Although the new movie draws a lot from the old films, it does not have
quite the same tone and originality as they contain. Obviously, it would be
near impossible for a blockbuster movie to keep an audience captivated for an
hour and a half with a whacky inventor talking to a silent dog, but the
addition of a medley of characters does change the tone. Suddenly Wallace and
Gromit's town, which had seemed deserted in other episodes, becomes full of
characters. Wallace by himself is charming and funny, but when other
characters get involved they take away some of the simplicity of Wallace and
Gromit's humor and add some predictable elements to it, including, but not
limited to, a few sophomoric, sexual jokes. At one point Lady Tottington or
"Tottie", a love interest for Wallace, is showing Wallace her
"Melons" held at chest height, and complaining that her boyfriend
has never shown much interest in them. But, despite these contrived attempts
at drawing mainstream audiences, it is hard to completely eliminate Wallace
and Gromit's charm and simplicity and it manages to shine through the
unoriginal muck that threatens to cloud it.

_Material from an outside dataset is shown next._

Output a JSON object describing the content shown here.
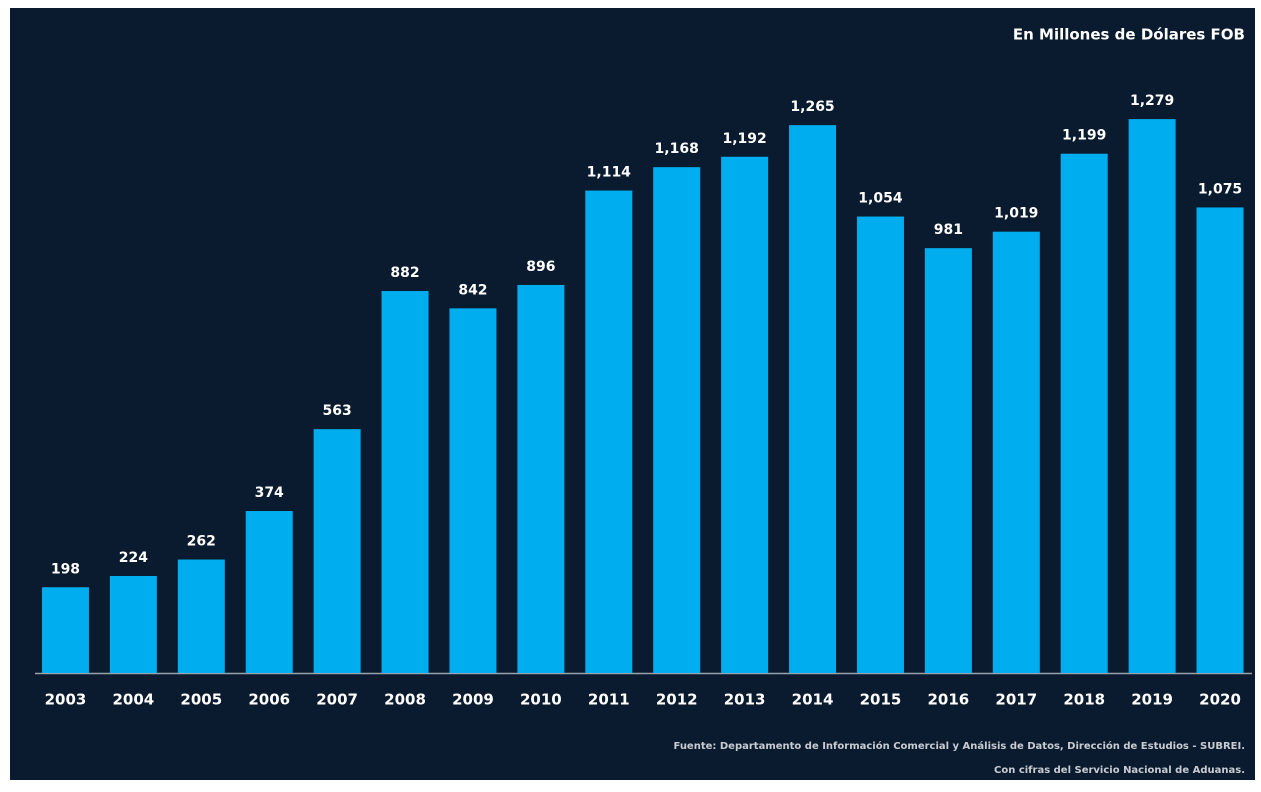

In "Wallace and Gromit: The Curse of The Were-Rabbit," I was
disappointed to see Wallace lose another one of his love interests, as he did
in "A Close Shave." In that story, Wallace did not get together
with Wanda because in the end it was discovered that she hated eating cheese,
which, along with inventing, is Wallace's favorite hobby. In "The Curse
of The Were-Rabbit" there is no reason that Wallace and Tottie do not
get together, and a fan of Wallace cannot help but feel sympathetic towards
him and sad that he is never able to get the girl at the end of his
adventures. After all it is not ideal for a charming man as himself to live
out his life talking to his dog, however clever and awesome that dog might
be.
For dedicated Wallace and Gromit fans, it may also be somewhat
disappointing to see much of the material for the new movie, such as chase
sequences, recycled from the old films. The Were-Rabbit bears a strange
character resemblance to the penguin from "The Wrong Trousers,"
while Tottie and her boyfriend resemble Wanda and her evil dog, Preston of
"A Close Shave." One cannot be too upset that the old movies are
picked apart for the new one, however, because most of the new movie's
audience probably has not seen the old movies and so it is understandable
that some of the outstanding parts would be reused for Wallace and Gromit's
debut for a widespread audience. It is a little harder not to resent the
movie's departure from the feeling that it is the project of one driven mind
and its move to the less detailed approach of a typical, mainstream movie. It
no longer felt like it was someone's baby and moved to the feeling of a
movie with the disjuncted fingerprints of many hands, literally. Fingerprints
were actually visible on some of the little clay faces.
When all was said and done, "Wallace and Gromit in The Curse of The
Were-rabbit" was a good movie. The claymation was as fascinating to
watch as it ever was, and Wallace and Gromit remained the same lovable
characters that they always have been. Sure, it's not the same now that it
has gone mainstream, but nothing ever is.